Although many people associate coding with submitting claims, in reality, ICD codes are used in a variety of processes within clinical practices, from registration and referrals to billing and payment.
The following is a list of important questions created by CMS to help you think through where you use ICD codes and how ICD-10 will affect your practice. By making a plan to address these areas now, you can make sure your practice is ready for the ICD-10 transition.
Where do you use ICD-9 codes? Keep a log of everywhere you see and use an ICD-9 code. If the code is on paper, you will need new forms (e.g., patient encounter form, superbill).

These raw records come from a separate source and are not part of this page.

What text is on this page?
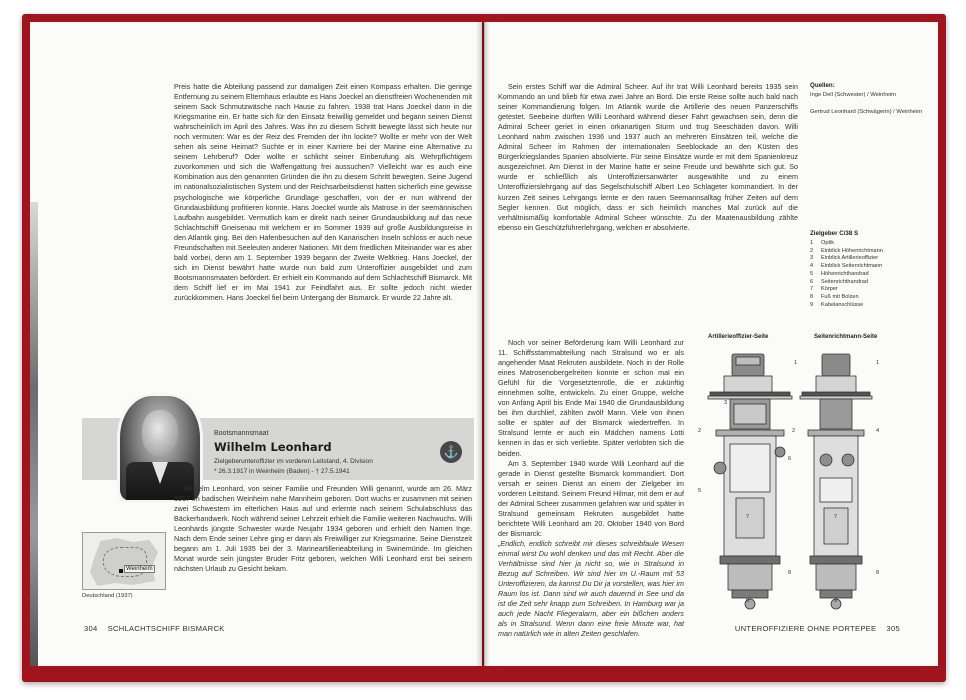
Preis hatte die Abteilung passend zur damaligen Zeit einen Kompass erhalten. Die geringe Entfernung zu seinem Elternhaus erlaubte es Hans Joeckel an dienstfreien Wochenenden mit seinem Sack Schmutzwäsche nach Hause zu fahren. 1938 trat Hans Joeckel dann in die Kriegsmarine ein. Er hatte sich für den Einsatz freiwillig gemeldet und begann seinen Dienst wahrscheinlich im April des Jahres. Was ihn zu diesem Schritt bewegte lässt sich heute nur noch vermuten: War es der Reiz des Fremden der ihn lockte? Wollte er mehr von der Welt sehen als seine Heimat? Suchte er in einer Karriere bei der Marine eine Alternative zu seinem Lehrberuf? Oder wollte er schlicht seiner Einberufung als Wehrpflichtigem zuvorkommen und sich die Waffengattung frei aussuchen? Vielleicht war es auch eine Kombination aus den genannten Gründen die ihn zu diesem Schritt bewegten. Seine Jugend im nationalsozialistischen System und der Reichsarbeitsdienst hatten sicherlich eine gewisse psychologische wie körperliche Grundlage geschaffen, von der er nun während der Grundausbildung profitieren konnte. Hans Joeckel wurde als Matrose in der seemännischen Laufbahn ausgebildet. Vermutlich kam er direkt nach seiner Grundausbildung auf das neue Schlachtschiff Gneisenau mit welchem er im Sommer 1939 auf große Ausbildungsreise in den Atlantik ging. Bei den Hafenbesuchen auf den Kanarischen Inseln schloss er auch neue Freundschaften mit Seeleuten anderer Nationen. Mit dem friedlichen Miteinander war es aber bald vorbei, denn am 1. September 1939 begann der Zweite Weltkrieg. Hans Joeckel, der sich im Dienst bewährt hatte wurde nun bald zum Unteroffizier ausgebildet und zum Bootsmannsmaaten befördert. Er erhielt ein Kommando auf dem Schlachtschiff Bismarck. Mit dem Schiff lief er im Mai 1941 zur Feindfahrt aus. Er sollte jedoch nicht wieder zurückkommen. Hans Joeckel fiel beim Untergang der Bismarck. Er wurde 22 Jahre alt.

Bootsmannsmaat
Wilhelm Leonhard
Zielgeberunteroffizier im vorderen Leitstand, 4. Division
* 26.3.1917 in Weinheim (Baden) - † 27.5.1941
⚓

Wilhelm Leonhard, von seiner Familie und Freunden Willi genannt, wurde am 26. März 1917 im badischen Weinheim nahe Mannheim geboren. Dort wuchs er zusammen mit seinen zwei Schwestern im elterlichen Haus auf und erlernte nach seinem Schulabschluss das Bäckerhandwerk. Noch während seiner Lehrzeit erhielt die Familie weiteren Nachwuchs. Willi Leonhards jüngste Schwester wurde Neujahr 1934 geboren und erhielt den Namen Inge. Nach dem Ende seiner Lehre ging er dann als Freiwilliger zur Kriegsmarine. Seine Dienstzeit begann am 1. Juli 1935 bei der 3. Marineartillerieabteilung in Swinemünde. Im gleichen Monat wurde sein jüngster Bruder Fritz geboren, welchen Willi Leonhard erst bei seinem nächsten Urlaub zu Gesicht bekam.

Weinheim
Deutschland (1937)
304 SCHLACHTSCHIFF BISMARCK

Sein erstes Schiff war die Admiral Scheer. Auf ihr trat Willi Leonhard bereits 1935 sein Kommando an und blieb für etwa zwei Jahre an Bord. Die erste Reise sollte auch bald nach seiner Kommandierung folgen. Im Atlantik wurde die Artillerie des neuen Panzerschiffs getestet. Seebeine dürften Willi Leonhard während dieser Fahrt gewachsen sein, denn die Admiral Scheer geriet in einen orkanartigen Sturm und trug Seeschäden davon. Willi Leonhard nahm zwischen 1936 und 1937 auch an mehreren Einsätzen teil, welche die Admiral Scheer im Rahmen der internationalen Seeblockade an den Küsten des Bürgerkriegslandes Spanien absolvierte. Für seine Einsätze wurde er mit dem Spanienkreuz ausgezeichnet. Am Dienst in der Marine hatte er seine Freude und bewährte sich gut. So wurde er schließlich als Unteroffiziersanwärter ausgewählte und zu einem Unteroffizierslehrgang auf das Segelschulschiff Albert Leo Schlageter kommandiert. In der kurzen Zeit seines Lehrgangs lernte er den rauen Seemannsalltag früher Zeiten auf dem Segler kennen. Gut möglich, dass er sich heimlich manches Mal zurück auf die verhältnismäßig komfortable Admiral Scheer wünschte. Zu der Maatenausbildung zählte ebenso ein Geschützführerlehrgang, welchen er absolvierte.

Noch vor seiner Beförderung kam Willi Leonhard zur 11. Schiffsstammabteilung nach Stralsund wo er als angehender Maat Rekruten ausbildete. Noch in der Rolle eines Matrosenobergefreiten konnte er schon mal ein Gefühl für die Vorgesetztenrolle, die er zukünftig einnehmen sollte, entwickeln. Zu einer Gruppe, welche von Anfang April bis Ende Mai 1940 die Grundausbildung bei ihm durchlief, zählten zwölf Mann. Viele von ihnen sollte er später auf der Bismarck wiedertreffen. In Stralsund lernte er auch ein Mädchen namens Lotti kennen in das er sich verliebte. Später verlobten sich die beiden.

Am 3. September 1940 wurde Willi Leonhard auf die gerade in Dienst gestellte Bismarck kommandiert. Dort versah er seinen Dienst an einem der Zielgeber im vorderen Leitstand. Seinem Freund Hilmar, mit dem er auf der Admiral Scheer zusammen gefahren war und später in Stralsund gemeinsam Rekruten ausgebildet hatte berichtete Willi Leonhard am 20. Oktober 1940 von Bord der Bismarck:

„Endlich, endlich schreibt mir dieses schreibfaule Wesen einmal wirst Du wohl denken und das mit Recht. Aber die Verhältnisse sind hier ja nicht so, wie in Stralsund in Bezug auf Schreiben. Wir sind hier im U.-Raum mit 53 Unteroffizieren, da kannst Du Dir ja vorstellen, was hier im Raum los ist. Dann sind wir auch dauernd in See und da ist die Zeit sehr knapp zum Schreiben. In Hamburg war ja auch jede Nacht Fliegeralarm, aber ein bißchen anders als in Stralsund. Wenn dann eine freie Minute war, hat man natürlich wie in alten Zeiten geschlafen.

Quellen:
Inge Dell (Schwester) / Weinheim
Gertrud Leonhard (Schwägerin) / Weinheim
Zielgeber C/38 S
1	Optik
2	Einblick Höhenrichtmann
3	Einblick Artillerieoffizier
4	Einblick Seitenrichtmann
5	Höhenrichthandrad
6	Seitenrichthandrad
7	Körper
8	Fuß mit Bolzen
9	Kabelanschlüsse
Artillerieoffizier-Seite	Seitenrichtmann-Seite
1
2
3
5
6
7
8
9
1
2	4
7
8
9
UNTEROFFIZIERE OHNE PORTEPEE 305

If the code is entered or displayed in your computer, check with your EHR and/or practice management system vendor to see when your system will be ready for ICD-10 codes.
Will you be able to submit claims? If you use an electronic system for any or all payers, you need to know if it will be able to accommodate the ICD-10 version of diagnoses and hospital inpatient procedures codes. If your billing system has not been upgraded for the current version of HIPAA claims standards -- Version 5010 -- you will not be able to submit claims. Check with your practice management system or software vendor to make sure your claims are in the HIPAA Version 5010 format and that your system or software can include the ICD-10 version of diagnoses and hospital inpatient procedures codes.
Will you be able to complete medical records? If you use any type of EHR system in your office, you need to know if it will capture ICD-10 codes. Look at how you enter ICD-9 codes (e.g., do you type them in or select from a drop-down menu) and talk to your EHR vendor about your system’s capabilities for ICD-10. If your EHR system does not capture ICD-10 codes and you use another terminology (SNOMED), you will still need ICD-10 codes to submit claims.
How will you code your claims under ICD-10? If you currently code by look-up in ICD-9 books, purchase the ICD-10 code books in early 2014. Take a look at the codes most commonly used in your office and begin developing a list of comparable ICD-10 codes. Alternatively, check your software for an ICD-10 look-up functionality.
Are there ways to make coding more efficient? For example, develop a list of your most commonly used ICD-9 codes and become familiar with the ICD-10 codes you will use in the future; also, invest in a software program that helps small practices with coding.
This article is based on reporting from Government Health IT News.